Question:
Evaluate the surface integral $\int_SF\cdot dS$ where $F=\langle3x,-z,y \rangle$ and $S$ is the part of the sphere $x^2+y^2+z^2 = 4$ in the first octant, with orientation towards the origin.
We thus parametrize our surface as:
$r(u,v)=\langle 4\cos(u)\sin(v), 4\sin(u)\sin(v), 4\cos(v)\rangle$
I am going to skip the details of how to calculate the normal because for a sphere it always follows the same pattern, the normal is:
$\vec n = (-16\cos(u)\sin^2(v), -16\sin(u)\sin^2(v), -16\sin(v)\cos(v))$
We can see this is the origin pointing normal, just as requested and now:
$F\cdot\vec n = -192\cos^2(u)\sin^3(v)$ (verified with wolfram)
Thus our integral becomes:
$\int^{\pi/2}_0 \int^{\pi/2}_0-192\cos^2(u)\sin^3(v) du dv = -32\pi$
All I know is that this solution is wrong, and I am not sure where the mistake is.
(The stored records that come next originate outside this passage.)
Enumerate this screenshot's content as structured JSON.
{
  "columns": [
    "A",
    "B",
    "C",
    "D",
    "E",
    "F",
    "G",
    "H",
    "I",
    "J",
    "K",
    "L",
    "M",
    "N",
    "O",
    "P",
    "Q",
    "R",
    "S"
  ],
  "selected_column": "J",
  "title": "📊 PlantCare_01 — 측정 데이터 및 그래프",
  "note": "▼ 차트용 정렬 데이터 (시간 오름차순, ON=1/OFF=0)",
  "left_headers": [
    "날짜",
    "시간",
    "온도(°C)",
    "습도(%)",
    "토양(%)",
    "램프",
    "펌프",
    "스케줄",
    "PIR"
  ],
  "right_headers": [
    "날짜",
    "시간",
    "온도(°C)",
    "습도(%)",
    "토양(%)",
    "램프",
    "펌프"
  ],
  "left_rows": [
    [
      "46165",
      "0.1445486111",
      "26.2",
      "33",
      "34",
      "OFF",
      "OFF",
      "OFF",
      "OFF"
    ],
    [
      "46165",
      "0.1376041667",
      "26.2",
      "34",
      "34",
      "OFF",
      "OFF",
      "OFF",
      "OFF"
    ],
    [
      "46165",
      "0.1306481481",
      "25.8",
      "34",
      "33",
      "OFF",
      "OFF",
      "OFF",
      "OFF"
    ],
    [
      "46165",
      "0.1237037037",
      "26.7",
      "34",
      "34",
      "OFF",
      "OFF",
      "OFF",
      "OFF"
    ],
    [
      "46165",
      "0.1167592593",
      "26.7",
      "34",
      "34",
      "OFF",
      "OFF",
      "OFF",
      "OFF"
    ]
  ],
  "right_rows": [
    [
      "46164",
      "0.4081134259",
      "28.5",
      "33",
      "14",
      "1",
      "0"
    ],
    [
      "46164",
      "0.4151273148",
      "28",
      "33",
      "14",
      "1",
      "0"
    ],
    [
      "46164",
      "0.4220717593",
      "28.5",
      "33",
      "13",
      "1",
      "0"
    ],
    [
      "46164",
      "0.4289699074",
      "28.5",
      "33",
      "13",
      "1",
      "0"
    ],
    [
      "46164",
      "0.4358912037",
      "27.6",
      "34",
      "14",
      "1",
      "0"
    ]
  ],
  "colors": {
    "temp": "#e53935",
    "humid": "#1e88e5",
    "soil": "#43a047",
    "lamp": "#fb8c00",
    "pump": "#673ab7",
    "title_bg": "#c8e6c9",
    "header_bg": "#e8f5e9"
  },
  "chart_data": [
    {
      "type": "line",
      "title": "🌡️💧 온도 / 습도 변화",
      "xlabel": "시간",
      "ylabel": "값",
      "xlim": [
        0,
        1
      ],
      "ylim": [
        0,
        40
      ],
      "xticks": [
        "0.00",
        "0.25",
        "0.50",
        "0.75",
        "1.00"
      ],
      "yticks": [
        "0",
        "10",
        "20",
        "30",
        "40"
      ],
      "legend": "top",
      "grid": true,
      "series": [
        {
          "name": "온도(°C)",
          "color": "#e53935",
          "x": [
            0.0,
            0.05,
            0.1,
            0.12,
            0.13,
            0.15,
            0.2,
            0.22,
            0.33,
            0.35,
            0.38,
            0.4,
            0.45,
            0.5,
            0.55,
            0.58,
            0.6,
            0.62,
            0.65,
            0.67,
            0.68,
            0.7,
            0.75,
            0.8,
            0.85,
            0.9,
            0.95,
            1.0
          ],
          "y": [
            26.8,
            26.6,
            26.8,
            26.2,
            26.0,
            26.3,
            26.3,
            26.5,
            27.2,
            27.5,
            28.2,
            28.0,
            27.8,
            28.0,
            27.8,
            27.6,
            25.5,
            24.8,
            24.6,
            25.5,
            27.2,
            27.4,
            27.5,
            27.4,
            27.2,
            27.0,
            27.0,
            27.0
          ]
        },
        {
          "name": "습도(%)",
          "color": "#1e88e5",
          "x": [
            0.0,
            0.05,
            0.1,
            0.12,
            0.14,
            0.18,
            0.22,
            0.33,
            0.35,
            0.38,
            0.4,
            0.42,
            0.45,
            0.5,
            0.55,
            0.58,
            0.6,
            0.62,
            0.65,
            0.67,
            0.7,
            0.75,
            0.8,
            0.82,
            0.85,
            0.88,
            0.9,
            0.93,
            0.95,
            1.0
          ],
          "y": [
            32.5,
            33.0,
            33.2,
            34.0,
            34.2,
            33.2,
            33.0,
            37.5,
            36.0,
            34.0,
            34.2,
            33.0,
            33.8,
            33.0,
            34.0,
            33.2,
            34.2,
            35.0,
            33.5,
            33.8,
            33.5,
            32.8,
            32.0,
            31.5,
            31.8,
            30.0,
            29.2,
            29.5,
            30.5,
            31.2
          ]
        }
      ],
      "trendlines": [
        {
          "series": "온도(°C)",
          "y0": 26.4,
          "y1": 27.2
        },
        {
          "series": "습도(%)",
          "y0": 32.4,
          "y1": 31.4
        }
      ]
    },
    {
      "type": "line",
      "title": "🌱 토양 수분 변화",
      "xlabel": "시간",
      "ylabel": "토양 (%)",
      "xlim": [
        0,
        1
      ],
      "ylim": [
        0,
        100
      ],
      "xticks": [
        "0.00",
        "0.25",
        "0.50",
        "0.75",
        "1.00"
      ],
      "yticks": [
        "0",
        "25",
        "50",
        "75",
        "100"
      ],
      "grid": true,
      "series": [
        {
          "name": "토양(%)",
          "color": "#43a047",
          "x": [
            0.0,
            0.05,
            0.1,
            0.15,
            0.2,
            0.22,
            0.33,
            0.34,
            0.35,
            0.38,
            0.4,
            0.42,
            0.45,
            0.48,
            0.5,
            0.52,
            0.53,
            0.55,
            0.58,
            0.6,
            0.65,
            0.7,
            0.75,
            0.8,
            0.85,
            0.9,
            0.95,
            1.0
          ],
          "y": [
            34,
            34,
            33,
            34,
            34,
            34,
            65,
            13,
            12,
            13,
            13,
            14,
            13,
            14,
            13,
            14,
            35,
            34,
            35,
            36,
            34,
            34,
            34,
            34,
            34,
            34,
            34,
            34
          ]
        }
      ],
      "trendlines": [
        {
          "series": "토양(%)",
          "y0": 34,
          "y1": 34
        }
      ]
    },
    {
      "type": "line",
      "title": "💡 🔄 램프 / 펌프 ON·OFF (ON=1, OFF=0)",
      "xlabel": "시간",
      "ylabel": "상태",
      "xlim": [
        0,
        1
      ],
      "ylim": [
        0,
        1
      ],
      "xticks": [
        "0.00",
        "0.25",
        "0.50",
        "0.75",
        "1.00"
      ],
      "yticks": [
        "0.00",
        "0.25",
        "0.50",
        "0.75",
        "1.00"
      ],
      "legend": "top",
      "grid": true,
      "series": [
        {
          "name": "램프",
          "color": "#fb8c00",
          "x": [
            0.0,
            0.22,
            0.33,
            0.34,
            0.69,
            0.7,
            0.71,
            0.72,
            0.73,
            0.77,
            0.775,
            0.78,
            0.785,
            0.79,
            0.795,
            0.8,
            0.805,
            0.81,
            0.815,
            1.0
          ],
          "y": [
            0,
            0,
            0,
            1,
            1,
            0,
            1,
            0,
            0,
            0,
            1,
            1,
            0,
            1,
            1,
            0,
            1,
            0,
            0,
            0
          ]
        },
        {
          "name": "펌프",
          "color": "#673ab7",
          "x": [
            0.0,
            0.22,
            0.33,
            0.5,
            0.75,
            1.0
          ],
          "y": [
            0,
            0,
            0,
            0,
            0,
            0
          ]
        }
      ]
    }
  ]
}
I am following the theorem:
$\int\int_SF\cdot dS = \int\int_D F(\phi(u,v))\cdot\vec n(u,v) du dv$
Best Answer
For $\iint_S\langle3x,-z,y\rangle\cdot d\vec{n}$, with orientation toward the origin, I get $$\begin{align} &\iint_S\langle3x,-z,y\rangle\cdot d\vec{n}\\ &=\int_0^{\pi/2}\int_0^{\pi/2}\langle12\cos(u)\sin(v),-4\cos(v),4\sin(u)\sin(v)\rangle\cdot-\langle\cos(u)\sin(v),\sin(u)\sin(v),\cos(v)\rangle\,16\sin(v)\,du\,dv\\ &=-192\int_0^{\pi/2}\int_0^{\pi/2}\cos^2(u)\sin^3(v)\,du\,dv\\ &=-192\int_0^{\pi/2}\cos^2(u)\,du\int_0^{\pi/2}\sin^3(v)\,dv\\ &=-192\cdot\frac{\pi}{4}\cdot\frac{2}{3}\\ &=-32\pi \end{align}$$
which matches your answer. Sometimes there is a bug in the problem code for these software platforms. Is this MyMathLab? WeBWorK? WebAssign? Something else?